Handling Image and Label Resolution Mismatch in Remote Sensing
This addresses a domain-specific challenge in remote sensing for researchers and practitioners, but is incremental as it builds on existing segmentation techniques.
The paper tackles the problem of resolution mismatch between overhead imagery and ground-truth labels in remote sensing semantic segmentation, introducing a method that uses low-resolution labels and an exemplar set of high-resolution labels to generate fine-grained predictions without requiring high-resolution annotations.

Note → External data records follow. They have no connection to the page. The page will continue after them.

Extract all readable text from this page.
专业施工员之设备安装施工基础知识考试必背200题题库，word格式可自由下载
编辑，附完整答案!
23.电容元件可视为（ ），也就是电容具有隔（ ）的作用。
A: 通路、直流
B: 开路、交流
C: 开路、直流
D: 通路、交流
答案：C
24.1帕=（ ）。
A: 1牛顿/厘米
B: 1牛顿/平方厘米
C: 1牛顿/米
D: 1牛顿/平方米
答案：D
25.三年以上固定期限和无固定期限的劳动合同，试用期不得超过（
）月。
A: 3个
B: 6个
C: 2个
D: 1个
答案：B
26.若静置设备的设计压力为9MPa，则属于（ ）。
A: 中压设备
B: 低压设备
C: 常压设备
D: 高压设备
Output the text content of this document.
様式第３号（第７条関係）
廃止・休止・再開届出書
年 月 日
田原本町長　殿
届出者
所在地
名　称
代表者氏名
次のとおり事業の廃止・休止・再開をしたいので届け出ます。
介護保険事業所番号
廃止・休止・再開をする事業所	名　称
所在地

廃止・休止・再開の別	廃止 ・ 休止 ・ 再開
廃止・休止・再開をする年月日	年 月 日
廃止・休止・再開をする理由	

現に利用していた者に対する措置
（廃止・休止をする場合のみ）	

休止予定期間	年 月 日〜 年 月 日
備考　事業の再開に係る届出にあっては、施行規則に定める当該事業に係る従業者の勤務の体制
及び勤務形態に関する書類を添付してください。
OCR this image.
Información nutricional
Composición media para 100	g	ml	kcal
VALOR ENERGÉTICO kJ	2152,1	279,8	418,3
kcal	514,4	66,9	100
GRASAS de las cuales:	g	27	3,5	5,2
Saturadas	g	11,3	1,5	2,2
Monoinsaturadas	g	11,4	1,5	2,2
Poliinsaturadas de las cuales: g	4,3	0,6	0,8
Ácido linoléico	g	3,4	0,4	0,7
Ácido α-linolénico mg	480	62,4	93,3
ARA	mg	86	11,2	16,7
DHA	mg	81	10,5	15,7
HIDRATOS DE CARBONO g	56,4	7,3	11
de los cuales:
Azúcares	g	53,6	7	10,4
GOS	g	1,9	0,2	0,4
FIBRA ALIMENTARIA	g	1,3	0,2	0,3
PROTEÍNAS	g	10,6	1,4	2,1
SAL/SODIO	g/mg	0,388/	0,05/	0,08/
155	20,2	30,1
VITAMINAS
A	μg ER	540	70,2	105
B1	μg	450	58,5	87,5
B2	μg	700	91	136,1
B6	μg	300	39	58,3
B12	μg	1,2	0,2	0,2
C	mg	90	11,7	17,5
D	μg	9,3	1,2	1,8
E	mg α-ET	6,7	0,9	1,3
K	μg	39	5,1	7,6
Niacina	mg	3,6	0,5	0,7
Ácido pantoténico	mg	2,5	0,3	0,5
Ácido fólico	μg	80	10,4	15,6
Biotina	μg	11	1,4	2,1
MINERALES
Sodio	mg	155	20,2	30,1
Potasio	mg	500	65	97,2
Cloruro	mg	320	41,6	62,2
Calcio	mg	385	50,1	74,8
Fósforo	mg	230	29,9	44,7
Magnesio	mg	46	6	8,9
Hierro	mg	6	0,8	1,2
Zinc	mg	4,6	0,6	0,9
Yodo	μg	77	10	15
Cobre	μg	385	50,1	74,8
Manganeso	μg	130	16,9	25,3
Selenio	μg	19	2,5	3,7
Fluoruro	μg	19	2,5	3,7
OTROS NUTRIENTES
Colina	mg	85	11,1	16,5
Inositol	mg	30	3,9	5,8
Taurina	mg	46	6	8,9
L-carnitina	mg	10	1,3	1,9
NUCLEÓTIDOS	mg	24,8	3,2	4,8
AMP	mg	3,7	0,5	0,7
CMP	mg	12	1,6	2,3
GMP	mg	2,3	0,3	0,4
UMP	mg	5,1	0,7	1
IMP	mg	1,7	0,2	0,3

Though semantic segmentation has been heavily explored in vision literature, unique challenges remain in the remote sensing domain. One such challenge is how to handle resolution mismatch between overhead imagery and ground-truth label sources, due to differences in ground sample distance. To illustrate this problem, we introduce a new dataset and use it to showcase weaknesses inherent in existing strategies that naively upsample the target label to match the image resolution. Instead, we present a method that is supervised using low-resolution labels (without upsampling), but takes advantage of an exemplar set of high-resolution labels to guide the learning process. Our method incorporates region aggregation, adversarial learning, and self-supervised pretraining to generate fine-grained predictions, without requiring high-resolution annotations. Extensive experiments demonstrate the real-world applicability of our approach.